0000 Xxxxxxxxxx Xxxxxxx Xxxxx
XX Xxx 0000
Xxxxxxxxxx, Xxxxxxxx 00000
Attn: [NAME]
Facsimile: [FAX]
If to Wireline:
Lumos Networks Corp.
000 Xxxxxx Xxxx, Xxxxx 000
PO Box [ ]
Xxxxxxxxxx, Xxxxxxxx 00000
Attn: [NAME]
Facsimile: [FAX]
(b) Any notice to NTELOS will be notice to all members of the NTELOS Group, and any notice to Wireline will be notice to all members of the Wireline Group.
14
ARTICLE 9
MISCELLANEOUS
Section 9.01 Amendment. This Agreement may not be amended except by a writing executed by NTELOS and Wireline.
Section 9.02 Governing Law. The validity, interpretation and enforcement of this Agreement will be governed by the laws of the State of Delaware, without giving effect to its provisions relating to choice of law.
Section 9.03 Priority of Agreements. If there is a conflict between any provision of this Agreement and the Distribution Agreement (or any other agreement referred to therein), the provisions of this Agreement will control.
Section 9.04 Assignment. This Agreement may not be assigned by either NTELOS or Wireline without the written consent of the other, except that each may assign this Agreement to member(s) of its Group, but only for so long as the assignee remains a Group member. This Agreement is binding upon and will inure to the benefit of and be enforceable by NTELOS, Wireline, and their successors and permitted assigns.
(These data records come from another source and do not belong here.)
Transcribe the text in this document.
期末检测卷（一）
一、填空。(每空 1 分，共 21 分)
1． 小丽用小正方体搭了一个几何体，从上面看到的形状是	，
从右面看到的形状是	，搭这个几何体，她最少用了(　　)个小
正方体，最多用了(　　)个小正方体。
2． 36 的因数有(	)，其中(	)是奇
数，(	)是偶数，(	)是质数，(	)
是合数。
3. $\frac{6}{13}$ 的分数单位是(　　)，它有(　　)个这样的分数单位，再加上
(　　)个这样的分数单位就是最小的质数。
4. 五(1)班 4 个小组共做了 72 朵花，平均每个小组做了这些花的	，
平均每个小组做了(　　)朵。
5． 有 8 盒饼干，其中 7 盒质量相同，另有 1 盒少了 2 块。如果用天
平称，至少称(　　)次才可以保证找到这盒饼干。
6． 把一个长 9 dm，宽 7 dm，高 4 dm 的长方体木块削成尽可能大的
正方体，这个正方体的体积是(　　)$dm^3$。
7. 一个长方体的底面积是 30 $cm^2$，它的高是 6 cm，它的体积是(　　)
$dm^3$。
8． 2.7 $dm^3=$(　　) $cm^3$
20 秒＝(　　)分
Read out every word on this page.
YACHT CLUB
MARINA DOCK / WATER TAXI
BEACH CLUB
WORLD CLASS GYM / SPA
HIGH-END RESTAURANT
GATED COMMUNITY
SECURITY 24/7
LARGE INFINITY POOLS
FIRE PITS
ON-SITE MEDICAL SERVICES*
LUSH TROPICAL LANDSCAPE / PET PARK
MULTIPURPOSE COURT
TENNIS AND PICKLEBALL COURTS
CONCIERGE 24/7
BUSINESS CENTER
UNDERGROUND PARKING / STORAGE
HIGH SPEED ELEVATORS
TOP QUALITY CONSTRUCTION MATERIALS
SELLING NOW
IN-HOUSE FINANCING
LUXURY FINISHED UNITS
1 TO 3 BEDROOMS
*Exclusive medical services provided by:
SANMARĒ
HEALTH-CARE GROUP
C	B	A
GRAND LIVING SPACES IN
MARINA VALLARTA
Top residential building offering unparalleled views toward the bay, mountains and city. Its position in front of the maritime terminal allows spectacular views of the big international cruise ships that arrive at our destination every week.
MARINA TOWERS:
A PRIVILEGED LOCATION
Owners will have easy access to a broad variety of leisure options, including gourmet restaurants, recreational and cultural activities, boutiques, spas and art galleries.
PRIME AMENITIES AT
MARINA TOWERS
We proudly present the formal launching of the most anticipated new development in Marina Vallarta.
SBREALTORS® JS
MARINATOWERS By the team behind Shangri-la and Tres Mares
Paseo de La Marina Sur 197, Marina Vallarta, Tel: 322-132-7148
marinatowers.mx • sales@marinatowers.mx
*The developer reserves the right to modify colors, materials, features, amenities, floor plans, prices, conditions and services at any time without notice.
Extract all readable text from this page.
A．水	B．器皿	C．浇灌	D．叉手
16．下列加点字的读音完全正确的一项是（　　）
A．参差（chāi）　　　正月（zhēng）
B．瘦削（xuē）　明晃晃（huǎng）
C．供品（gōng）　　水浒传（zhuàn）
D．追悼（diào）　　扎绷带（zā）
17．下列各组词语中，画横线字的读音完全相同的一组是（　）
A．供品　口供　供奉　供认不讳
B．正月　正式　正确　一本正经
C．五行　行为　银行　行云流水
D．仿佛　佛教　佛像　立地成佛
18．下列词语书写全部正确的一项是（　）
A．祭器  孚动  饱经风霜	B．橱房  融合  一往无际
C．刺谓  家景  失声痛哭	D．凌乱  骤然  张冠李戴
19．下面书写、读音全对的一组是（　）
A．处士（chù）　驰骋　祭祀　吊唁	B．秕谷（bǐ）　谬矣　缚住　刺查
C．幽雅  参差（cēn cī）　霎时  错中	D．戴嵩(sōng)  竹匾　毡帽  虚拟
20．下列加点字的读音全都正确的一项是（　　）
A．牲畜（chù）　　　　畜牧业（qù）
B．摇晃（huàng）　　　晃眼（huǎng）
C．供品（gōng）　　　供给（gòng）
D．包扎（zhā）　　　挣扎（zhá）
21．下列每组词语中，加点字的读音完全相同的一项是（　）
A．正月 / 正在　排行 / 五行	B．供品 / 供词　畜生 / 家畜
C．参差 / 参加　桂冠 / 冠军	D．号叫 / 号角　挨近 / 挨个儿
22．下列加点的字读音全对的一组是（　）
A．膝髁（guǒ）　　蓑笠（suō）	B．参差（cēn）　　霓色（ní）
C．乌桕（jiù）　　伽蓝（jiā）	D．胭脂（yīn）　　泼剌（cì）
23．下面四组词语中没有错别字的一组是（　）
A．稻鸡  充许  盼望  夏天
Section 9.05 No Third Party Beneficiaries. This Agreement is solely for the benefit of NTELOS, Wireline and the members of their Groups and does not confer any rights or remedies on Third Parties (including any employees of any NTELOS Group member or the Wireline Group).
Section 9.06 Entire Agreement. This Agreement, the Distribution Agreement, and the Trademark Assignment and License Agreement constitute the entire Agreement among the Wireline Group and the NTELOS Group relating to ownership and rights to use intellectual property, except that there are provisions in other agreements to protect confidential business information and relating to Customer Proprietary Information. No prior understandings, whether written or oral, will be binding on any Group member unless in a writing signed on or after the date of this Agreement.
Section 9.07 Counterparts. This Agreement may be executed in multiple counterparts, each of which will be an original, but all of which together will constitute one instrument. Each counterpart may consist of several copies each signed by less than all, but together signed by all, the Parties.
Section 9.08 No Waiver. The failure of any Group member to exercise any right, power or remedy is not a waiver of any other right, power or remedy.
Section 9.09 Rules of Construction. This Agreement will be fairly interpreted in accordance with its terms and without any strict construction in favor of or against either Party.
15
Section 9.10 No Other Rights Granted. EXCEPT AS EXPRESSLY PROVIDED IN THIS AGREEMENT NO OTHER RIGHTS OR LICENSES ARE GRANTED.
Section 9.11 No Other Enforcement Required. This Agreement does not require any member of any Group to enforce or otherwise assert any intellectual property rights against any Third Party.
Section 9.12 Further Assurances. Each Party will execute upon request any further documents reasonably necessary to effect the terms and conditions of this Agreement.
Section 9.13 Successors and Assigns. This Agreement shall be binding upon the Parties and their respective successors and assigns, and any successor or assign of any substantial portion of the Parties’ respective businesses and/or assets.
[SIGNATURE PAGE FOLLOWS]
16
IN WITNESS WHEREOF, the Parties hereto have executed and delivered this Agreement as of the date first above written.
NTELOS HOLDINGS CORP. | ||
By: | ||
Name: | ||
Title: |
LUMOS NETWORKS CORP. | ||
By: | ||
Name: | ||
Title: |
17
Exhibit A
(Wireline Software)
[Any Software, Proprietary Information and Materials identified in the Distribution Agreement to be transferred or assigned to a member of the Wireline Group.]